Women who get cervical cancer at age 40 can become infected shortly after having sex with their first sexual partner. This is because HPV can lie dormant for years before causing cell damage that can lead to cancer. Cancers triggered by HPV can take years or even decades to develop.
4. If You Have An Abnormal Pap Smear Test Result, You May Be At Risk For Other Cancers Caused By HPV
Most people familiar with HPV associate it with cervical cancer, but the virus is increasingly playing a role in other types of cancer, including head and neck cancers, as well as cancers of the vulva, vagina, anus, and penis. Evidence suggests that women with cervical cancer or precancerous changes in the cervix (known as dysplasia) have a higher risk of HPV-related cancers in other parts of the body.
These other HPV-related cancers are still quite rare, but their numbers are increasing. The American Cancer Society estimates in 2017:
In the United States, 5,250 women and 2,950 men have been diagnosed with anal cancer.
2,120 men were diagnosed with penile cancer.
6,020 women were diagnosed with vulvar cancer.
4,810 women were diagnosed with vaginal cancer.
12,820 women were diagnosed with cervical cancer.
There are currently no established screening guidelines for HPV-related cancers other than cervical cancer, but researchers are investigating how to identify people at high risk so their cancer can be detected and treated early.
For people at risk for anal cancer, an anal Pap test can be used to check for abnormal cells in the anal canal. This test is not routinely recommended for straight men and women, but if you are concerned about your risk of anal cancer, you should talk to your doctor about an Pap test.
5. Smoking Proven to Increase Risk of HPV-Associated Cancer
Smoking weakens the immune system, which can allow HPV to grow more widely. If you want to prevent a dormant HPV infection from developing into a precancerous or cancerous growth, you should quit your smoking habit right away.
6. Men Should Also Have The HPV Vaccine
The HPV vaccine not only provides women with nearly 100 percent protection against cervical cancers caused by HPV types 16 and 18 — which cause 70 percent of cervical cancers — but it also provides direct health benefits for men, including prevention of genital warts. And though conclusive studies have yet to be done, many researchers believe that vaccination of boys will eventually reduce rates of head and neck and other cancers as well.
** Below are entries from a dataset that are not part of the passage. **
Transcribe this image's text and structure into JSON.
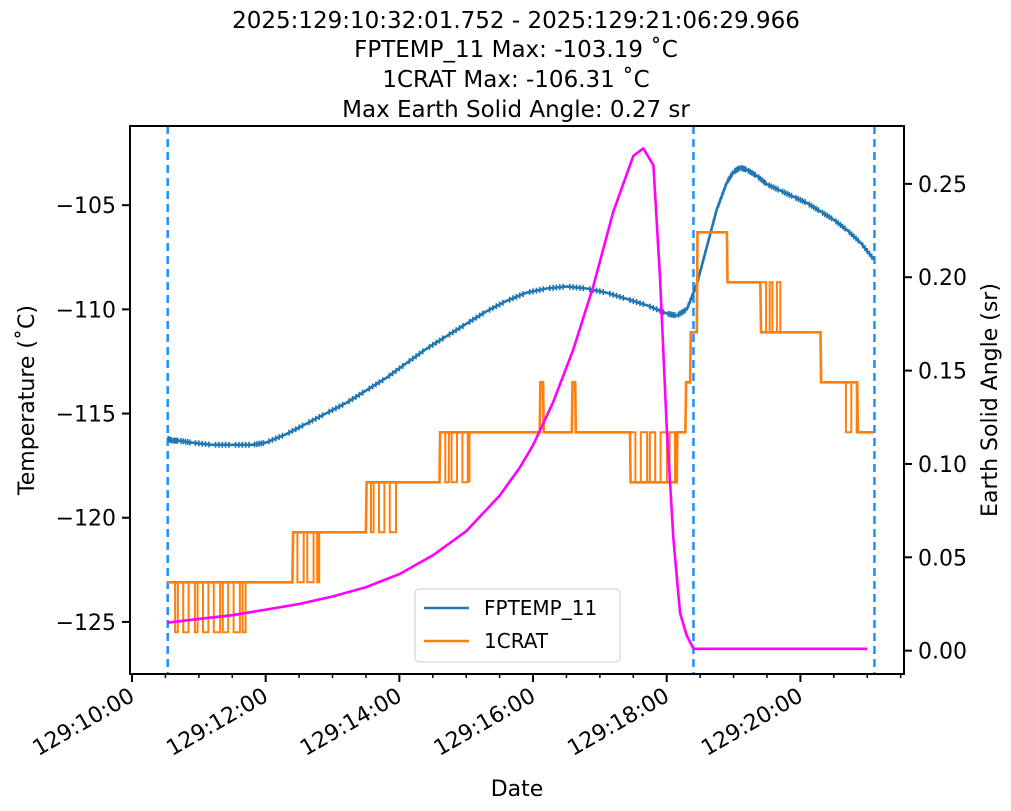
{
  "chart_data": {
    "type": "line",
    "title_lines": [
      "2025:129:10:32:01.752 - 2025:129:21:06:29.966",
      "FPTEMP_11 Max: -103.19 ˚C",
      "1CRAT Max: -106.31 ˚C",
      "Max Earth Solid Angle: 0.27 sr"
    ],
    "xlabel": "Date",
    "ylabel": "Temperature (˚C)",
    "y2label": "Earth Solid Angle (sr)",
    "x_unit": "hours (day 129)",
    "xlim": [
      9.97,
      21.55
    ],
    "ylim": [
      -127.5,
      -101.2
    ],
    "y2lim": [
      -0.0125,
      0.281
    ],
    "x_ticks": [
      10,
      12,
      14,
      16,
      18,
      20
    ],
    "x_tick_labels": [
      "129:10:00",
      "129:12:00",
      "129:14:00",
      "129:16:00",
      "129:18:00",
      "129:20:00"
    ],
    "y_ticks": [
      -105,
      -110,
      -115,
      -120,
      -125
    ],
    "y_tick_labels": [
      "−105",
      "−110",
      "−115",
      "−120",
      "−125"
    ],
    "y2_ticks": [
      0.25,
      0.2,
      0.15,
      0.1,
      0.05,
      0.0
    ],
    "y2_tick_labels": [
      "0.25",
      "0.20",
      "0.15",
      "0.10",
      "0.05",
      "0.00"
    ],
    "vlines": [
      10.534,
      18.4,
      21.108
    ],
    "vline_color": "#1e90ff",
    "legend": {
      "placement": "lower-center",
      "entries": [
        "FPTEMP_11",
        "1CRAT"
      ]
    },
    "series": [
      {
        "name": "FPTEMP_11",
        "color": "#1f77b4",
        "axis": "left",
        "x": [
          10.53,
          10.6,
          10.7,
          10.9,
          11.2,
          11.5,
          11.8,
          12.0,
          12.3,
          12.6,
          12.9,
          13.2,
          13.5,
          13.8,
          14.1,
          14.4,
          14.7,
          15.0,
          15.3,
          15.6,
          15.9,
          16.2,
          16.5,
          16.8,
          17.1,
          17.4,
          17.7,
          18.0,
          18.15,
          18.3,
          18.45,
          18.6,
          18.75,
          18.9,
          19.0,
          19.1,
          19.2,
          19.35,
          19.5,
          19.7,
          19.9,
          20.1,
          20.3,
          20.5,
          20.7,
          20.9,
          21.1
        ],
        "y": [
          -116.2,
          -116.3,
          -116.3,
          -116.4,
          -116.5,
          -116.5,
          -116.5,
          -116.4,
          -116.0,
          -115.5,
          -115.0,
          -114.5,
          -113.9,
          -113.3,
          -112.6,
          -111.9,
          -111.3,
          -110.7,
          -110.1,
          -109.6,
          -109.2,
          -109.0,
          -108.9,
          -109.0,
          -109.2,
          -109.5,
          -109.8,
          -110.2,
          -110.3,
          -110.0,
          -108.8,
          -107.0,
          -105.2,
          -103.9,
          -103.4,
          -103.2,
          -103.3,
          -103.6,
          -104.0,
          -104.3,
          -104.6,
          -104.9,
          -105.3,
          -105.7,
          -106.2,
          -106.8,
          -107.6
        ]
      },
      {
        "name": "1CRAT",
        "color": "#ff7f0e",
        "axis": "left",
        "x": [
          10.53,
          12.4,
          12.41,
          13.5,
          13.51,
          14.6,
          14.61,
          16.1,
          16.11,
          16.15,
          16.16,
          16.58,
          16.59,
          16.63,
          16.64,
          17.45,
          17.46,
          18.15,
          18.16,
          18.28,
          18.29,
          18.35,
          18.36,
          18.45,
          18.46,
          18.9,
          18.91,
          19.4,
          19.41,
          20.3,
          20.31,
          20.85,
          20.86,
          21.1
        ],
        "y": [
          -123.1,
          -123.1,
          -120.7,
          -120.7,
          -118.3,
          -118.3,
          -115.9,
          -115.9,
          -113.5,
          -113.5,
          -115.9,
          -115.9,
          -113.5,
          -113.5,
          -115.9,
          -115.9,
          -118.3,
          -118.3,
          -115.9,
          -115.9,
          -113.5,
          -113.5,
          -111.1,
          -111.1,
          -106.3,
          -106.3,
          -108.7,
          -108.7,
          -111.1,
          -111.1,
          -113.5,
          -113.5,
          -115.9,
          -115.9
        ]
      },
      {
        "name": "",
        "color": "#ff00ff",
        "axis": "right",
        "x": [
          10.53,
          11.0,
          11.5,
          12.0,
          12.5,
          13.0,
          13.5,
          14.0,
          14.5,
          15.0,
          15.5,
          15.8,
          16.0,
          16.3,
          16.6,
          16.9,
          17.2,
          17.5,
          17.65,
          17.8,
          17.9,
          18.0,
          18.1,
          18.2,
          18.3,
          18.4,
          19.0,
          20.0,
          21.0
        ],
        "y": [
          0.015,
          0.017,
          0.019,
          0.022,
          0.025,
          0.029,
          0.034,
          0.041,
          0.051,
          0.064,
          0.083,
          0.098,
          0.11,
          0.133,
          0.161,
          0.195,
          0.235,
          0.265,
          0.269,
          0.26,
          0.2,
          0.12,
          0.06,
          0.02,
          0.008,
          0.001,
          0.001,
          0.001,
          0.001
        ]
      }
    ],
    "crat_toggles": [
      {
        "x0": 10.55,
        "x1": 11.7,
        "a": -123.1,
        "b": -125.5
      },
      {
        "x0": 12.42,
        "x1": 12.8,
        "a": -120.7,
        "b": -123.1
      },
      {
        "x0": 13.52,
        "x1": 13.95,
        "a": -118.3,
        "b": -120.7
      },
      {
        "x0": 14.62,
        "x1": 15.05,
        "a": -115.9,
        "b": -118.3
      },
      {
        "x0": 17.45,
        "x1": 18.15,
        "a": -115.9,
        "b": -118.3
      },
      {
        "x0": 19.42,
        "x1": 19.7,
        "a": -108.7,
        "b": -111.1
      },
      {
        "x0": 20.6,
        "x1": 20.85,
        "a": -113.5,
        "b": -115.9
      }
    ]
  }
}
Gardasil 9, the HPV vaccine currently given in the United States, is approved by the FDA for use in females ages 9 to 26; males ages 9 to 21; and also for males ages 21 to 26 if they have sex with men, are transgender, or have low immune function (because of HIV, for example).
The general recommendation is for all girls and boys to be vaccinated at age 11 or 12, but the vaccine can be given as early as age 9, as well as in later years if a person did not receive the vaccine at the recommended age.
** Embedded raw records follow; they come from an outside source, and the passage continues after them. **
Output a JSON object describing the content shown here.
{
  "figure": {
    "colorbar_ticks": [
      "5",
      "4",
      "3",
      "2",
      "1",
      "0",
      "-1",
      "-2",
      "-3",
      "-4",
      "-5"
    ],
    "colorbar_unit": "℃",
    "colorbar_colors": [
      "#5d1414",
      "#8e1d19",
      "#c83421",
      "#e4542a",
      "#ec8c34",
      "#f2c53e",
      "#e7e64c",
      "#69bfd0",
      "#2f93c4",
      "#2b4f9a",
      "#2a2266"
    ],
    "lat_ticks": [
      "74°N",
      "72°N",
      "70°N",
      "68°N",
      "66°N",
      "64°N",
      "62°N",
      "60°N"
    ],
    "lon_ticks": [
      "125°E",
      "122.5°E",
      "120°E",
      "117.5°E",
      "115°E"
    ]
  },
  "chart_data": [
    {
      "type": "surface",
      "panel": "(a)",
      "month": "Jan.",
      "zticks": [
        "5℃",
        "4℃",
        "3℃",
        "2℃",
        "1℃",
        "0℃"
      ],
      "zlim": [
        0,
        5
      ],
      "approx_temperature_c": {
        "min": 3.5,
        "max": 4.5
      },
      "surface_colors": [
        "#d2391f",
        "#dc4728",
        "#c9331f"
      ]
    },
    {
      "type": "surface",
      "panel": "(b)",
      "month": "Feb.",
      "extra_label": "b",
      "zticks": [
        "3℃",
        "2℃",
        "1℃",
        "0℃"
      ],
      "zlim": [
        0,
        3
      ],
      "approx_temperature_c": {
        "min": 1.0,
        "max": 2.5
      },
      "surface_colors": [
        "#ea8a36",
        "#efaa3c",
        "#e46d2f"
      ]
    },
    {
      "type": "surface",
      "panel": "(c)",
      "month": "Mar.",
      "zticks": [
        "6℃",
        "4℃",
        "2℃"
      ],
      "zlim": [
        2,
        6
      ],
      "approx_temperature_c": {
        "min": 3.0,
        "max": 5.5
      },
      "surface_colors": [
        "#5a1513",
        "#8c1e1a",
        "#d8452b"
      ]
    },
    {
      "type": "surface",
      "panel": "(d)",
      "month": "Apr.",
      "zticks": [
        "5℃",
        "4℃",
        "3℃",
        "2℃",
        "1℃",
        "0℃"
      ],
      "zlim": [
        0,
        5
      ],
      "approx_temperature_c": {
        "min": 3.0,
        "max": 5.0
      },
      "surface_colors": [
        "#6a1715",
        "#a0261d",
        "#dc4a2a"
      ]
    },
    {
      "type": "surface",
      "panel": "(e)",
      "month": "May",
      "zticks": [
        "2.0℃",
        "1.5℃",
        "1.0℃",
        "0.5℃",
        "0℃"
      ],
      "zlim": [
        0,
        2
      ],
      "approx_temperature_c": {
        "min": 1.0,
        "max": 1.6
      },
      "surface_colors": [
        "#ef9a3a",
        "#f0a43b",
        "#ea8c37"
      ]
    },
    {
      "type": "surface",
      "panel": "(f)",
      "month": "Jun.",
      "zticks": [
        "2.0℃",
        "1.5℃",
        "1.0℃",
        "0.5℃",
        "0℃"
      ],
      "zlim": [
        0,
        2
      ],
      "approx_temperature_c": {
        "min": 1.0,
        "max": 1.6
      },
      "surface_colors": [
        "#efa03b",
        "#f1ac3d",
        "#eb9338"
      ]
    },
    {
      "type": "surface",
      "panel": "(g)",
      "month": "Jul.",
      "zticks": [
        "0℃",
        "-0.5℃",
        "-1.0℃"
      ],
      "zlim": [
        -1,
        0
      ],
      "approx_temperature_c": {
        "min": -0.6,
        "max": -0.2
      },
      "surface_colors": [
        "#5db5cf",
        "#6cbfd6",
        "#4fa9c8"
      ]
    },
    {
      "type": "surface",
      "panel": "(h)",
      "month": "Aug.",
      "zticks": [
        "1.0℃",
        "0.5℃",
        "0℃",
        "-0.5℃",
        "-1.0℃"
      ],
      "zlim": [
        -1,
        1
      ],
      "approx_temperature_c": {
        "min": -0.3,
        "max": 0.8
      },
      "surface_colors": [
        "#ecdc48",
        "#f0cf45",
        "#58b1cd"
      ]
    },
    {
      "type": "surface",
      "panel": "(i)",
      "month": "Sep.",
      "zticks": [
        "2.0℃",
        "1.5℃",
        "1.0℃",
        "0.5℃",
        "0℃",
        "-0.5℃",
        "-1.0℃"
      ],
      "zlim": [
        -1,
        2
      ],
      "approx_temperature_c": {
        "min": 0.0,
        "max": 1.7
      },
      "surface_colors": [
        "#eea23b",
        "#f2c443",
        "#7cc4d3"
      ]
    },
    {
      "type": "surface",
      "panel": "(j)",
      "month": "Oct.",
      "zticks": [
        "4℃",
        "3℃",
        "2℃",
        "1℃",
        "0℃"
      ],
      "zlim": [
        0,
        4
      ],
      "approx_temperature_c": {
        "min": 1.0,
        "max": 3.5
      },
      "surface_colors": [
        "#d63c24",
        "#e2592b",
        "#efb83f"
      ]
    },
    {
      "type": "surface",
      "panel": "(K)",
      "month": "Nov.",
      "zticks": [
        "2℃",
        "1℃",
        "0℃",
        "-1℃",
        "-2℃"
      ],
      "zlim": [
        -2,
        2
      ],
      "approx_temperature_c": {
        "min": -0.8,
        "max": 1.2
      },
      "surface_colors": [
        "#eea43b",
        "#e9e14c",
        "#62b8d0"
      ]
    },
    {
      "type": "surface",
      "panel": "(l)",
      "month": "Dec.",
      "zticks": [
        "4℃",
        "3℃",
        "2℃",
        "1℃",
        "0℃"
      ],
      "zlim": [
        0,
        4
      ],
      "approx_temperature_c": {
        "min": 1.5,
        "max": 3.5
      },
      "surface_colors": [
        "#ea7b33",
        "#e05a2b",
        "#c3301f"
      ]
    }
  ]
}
7. Even If You Have HPV Vaccine, Pap Smear Tests Should Be Repeated Regularly
The HPV vaccine doesn’t protect against all possible high-risk types of HPV, nor does it protect against any strains a person was exposed to before vaccination, so Pap smears are still recommended for women who have had the HPV vaccine.
As of 2017, the only HPV vaccine available in the United States is Gardasil 9, which protects against HPV 16, 18, 31, 33, 45, 52, and 58, all of which can cause cancer, as well as types 6 and 11, which cause genital warts. Two earlier HPV vaccines, Cervarix and Gardasil, protect against fewer HPV strains.
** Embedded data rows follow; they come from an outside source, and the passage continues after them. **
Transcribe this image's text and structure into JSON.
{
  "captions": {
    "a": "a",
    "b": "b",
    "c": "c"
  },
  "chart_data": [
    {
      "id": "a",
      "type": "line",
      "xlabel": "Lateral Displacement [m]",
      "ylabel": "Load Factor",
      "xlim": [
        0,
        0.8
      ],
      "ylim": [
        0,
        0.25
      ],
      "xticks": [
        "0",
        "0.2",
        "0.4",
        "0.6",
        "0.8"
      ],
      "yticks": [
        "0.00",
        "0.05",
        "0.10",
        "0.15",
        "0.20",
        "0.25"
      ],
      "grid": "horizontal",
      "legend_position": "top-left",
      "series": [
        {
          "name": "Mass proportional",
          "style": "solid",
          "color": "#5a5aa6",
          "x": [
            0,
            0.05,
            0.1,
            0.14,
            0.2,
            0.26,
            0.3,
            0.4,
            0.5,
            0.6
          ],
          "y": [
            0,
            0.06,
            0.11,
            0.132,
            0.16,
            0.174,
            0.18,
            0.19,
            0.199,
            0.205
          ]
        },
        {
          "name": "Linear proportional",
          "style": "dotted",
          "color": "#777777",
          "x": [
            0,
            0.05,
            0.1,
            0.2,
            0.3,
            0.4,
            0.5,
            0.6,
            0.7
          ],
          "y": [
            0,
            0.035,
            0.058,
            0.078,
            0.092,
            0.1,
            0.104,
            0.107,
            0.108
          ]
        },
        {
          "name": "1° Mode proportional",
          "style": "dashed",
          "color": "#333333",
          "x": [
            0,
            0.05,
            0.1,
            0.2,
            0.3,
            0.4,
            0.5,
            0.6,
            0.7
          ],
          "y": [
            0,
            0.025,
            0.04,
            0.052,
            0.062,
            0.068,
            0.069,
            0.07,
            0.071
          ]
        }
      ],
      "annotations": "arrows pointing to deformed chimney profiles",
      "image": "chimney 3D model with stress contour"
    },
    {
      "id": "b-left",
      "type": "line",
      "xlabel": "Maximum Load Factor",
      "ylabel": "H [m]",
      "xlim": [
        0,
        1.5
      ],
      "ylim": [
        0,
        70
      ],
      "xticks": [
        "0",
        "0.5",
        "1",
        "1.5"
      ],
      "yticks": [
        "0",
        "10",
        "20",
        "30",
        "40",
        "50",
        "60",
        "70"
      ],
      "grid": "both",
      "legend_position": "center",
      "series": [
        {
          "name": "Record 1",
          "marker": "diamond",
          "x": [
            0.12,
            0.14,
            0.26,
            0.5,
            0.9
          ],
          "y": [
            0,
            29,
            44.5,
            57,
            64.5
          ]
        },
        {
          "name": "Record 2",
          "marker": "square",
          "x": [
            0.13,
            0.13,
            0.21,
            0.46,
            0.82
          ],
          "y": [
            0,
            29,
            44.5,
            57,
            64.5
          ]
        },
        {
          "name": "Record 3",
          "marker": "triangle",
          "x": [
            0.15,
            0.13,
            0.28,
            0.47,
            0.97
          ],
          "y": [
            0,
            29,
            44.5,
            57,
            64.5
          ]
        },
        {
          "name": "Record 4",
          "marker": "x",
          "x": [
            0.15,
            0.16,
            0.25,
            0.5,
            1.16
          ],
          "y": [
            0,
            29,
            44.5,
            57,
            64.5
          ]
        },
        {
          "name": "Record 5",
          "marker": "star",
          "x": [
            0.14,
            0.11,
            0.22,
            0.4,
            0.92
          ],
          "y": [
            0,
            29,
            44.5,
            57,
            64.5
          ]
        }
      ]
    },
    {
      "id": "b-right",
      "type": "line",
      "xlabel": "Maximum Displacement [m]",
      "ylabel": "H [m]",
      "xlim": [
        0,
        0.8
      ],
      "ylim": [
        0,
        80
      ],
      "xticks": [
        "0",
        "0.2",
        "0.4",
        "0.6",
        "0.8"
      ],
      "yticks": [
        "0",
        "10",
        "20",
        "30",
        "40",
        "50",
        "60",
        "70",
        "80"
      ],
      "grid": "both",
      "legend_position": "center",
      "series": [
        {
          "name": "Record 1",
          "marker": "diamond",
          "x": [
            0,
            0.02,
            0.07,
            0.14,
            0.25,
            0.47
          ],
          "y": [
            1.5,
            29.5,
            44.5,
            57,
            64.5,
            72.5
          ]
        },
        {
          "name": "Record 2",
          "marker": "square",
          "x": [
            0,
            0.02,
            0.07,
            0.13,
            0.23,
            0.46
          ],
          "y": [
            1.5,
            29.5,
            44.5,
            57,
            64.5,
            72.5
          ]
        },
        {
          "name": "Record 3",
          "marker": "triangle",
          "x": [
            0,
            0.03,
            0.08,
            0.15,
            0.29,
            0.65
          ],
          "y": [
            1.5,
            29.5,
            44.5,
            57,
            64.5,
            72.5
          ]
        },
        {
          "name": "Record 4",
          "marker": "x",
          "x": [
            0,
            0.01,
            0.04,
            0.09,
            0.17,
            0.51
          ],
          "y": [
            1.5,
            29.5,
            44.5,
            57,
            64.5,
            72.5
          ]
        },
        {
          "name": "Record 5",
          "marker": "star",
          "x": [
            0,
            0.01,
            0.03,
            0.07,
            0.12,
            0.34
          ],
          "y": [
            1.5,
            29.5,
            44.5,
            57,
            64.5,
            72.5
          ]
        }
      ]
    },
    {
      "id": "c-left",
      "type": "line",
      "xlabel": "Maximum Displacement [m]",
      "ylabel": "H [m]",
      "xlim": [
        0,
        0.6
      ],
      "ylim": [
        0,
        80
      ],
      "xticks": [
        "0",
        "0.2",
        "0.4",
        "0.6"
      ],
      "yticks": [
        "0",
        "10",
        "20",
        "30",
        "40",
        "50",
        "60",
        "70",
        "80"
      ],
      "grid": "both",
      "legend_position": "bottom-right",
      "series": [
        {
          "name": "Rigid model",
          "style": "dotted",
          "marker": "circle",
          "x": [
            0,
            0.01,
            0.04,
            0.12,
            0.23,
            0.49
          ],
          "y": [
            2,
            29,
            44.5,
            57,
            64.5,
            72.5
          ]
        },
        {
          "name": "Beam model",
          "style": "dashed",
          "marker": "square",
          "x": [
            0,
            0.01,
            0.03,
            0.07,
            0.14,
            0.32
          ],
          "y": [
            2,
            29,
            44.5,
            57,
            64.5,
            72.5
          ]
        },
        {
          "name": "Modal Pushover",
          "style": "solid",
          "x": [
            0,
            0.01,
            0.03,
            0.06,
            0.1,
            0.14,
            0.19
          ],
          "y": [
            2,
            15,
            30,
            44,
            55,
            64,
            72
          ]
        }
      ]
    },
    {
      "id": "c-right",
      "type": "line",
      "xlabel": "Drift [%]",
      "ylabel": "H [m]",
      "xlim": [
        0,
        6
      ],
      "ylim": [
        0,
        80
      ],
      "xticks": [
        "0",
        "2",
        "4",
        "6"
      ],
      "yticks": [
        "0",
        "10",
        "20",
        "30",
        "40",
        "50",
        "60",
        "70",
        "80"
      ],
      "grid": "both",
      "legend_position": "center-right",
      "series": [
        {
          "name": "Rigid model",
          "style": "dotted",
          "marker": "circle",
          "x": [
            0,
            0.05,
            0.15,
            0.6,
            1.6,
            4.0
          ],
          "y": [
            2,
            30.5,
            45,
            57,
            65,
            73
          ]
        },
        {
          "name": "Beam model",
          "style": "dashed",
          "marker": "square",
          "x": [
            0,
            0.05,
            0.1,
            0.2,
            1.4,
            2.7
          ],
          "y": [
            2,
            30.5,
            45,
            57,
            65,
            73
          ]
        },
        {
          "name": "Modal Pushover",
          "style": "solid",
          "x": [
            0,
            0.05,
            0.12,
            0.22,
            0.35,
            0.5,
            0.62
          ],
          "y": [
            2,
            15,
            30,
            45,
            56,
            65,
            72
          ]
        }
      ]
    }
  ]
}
8. The Vaccine Doesn’t Treat HPV
The HPV vaccine is only preventive. It doesn’t fight the virus in people who’ve already acquired it. That’s partly why it’s approved only for people in their twenties and younger; chances are that older populations have already been exposed to the HPV strains the vaccine protects against.
However, researchers are currently studying the value of vaccinating women older than 26. There’s no treatment for the HPV virus, although it can go away on its own. Women who have abnormal Pap test results may be advised to wait and be retested in three to six months, have additional tests to further examine any abnormality, or have treatment to remove the abnormal cells.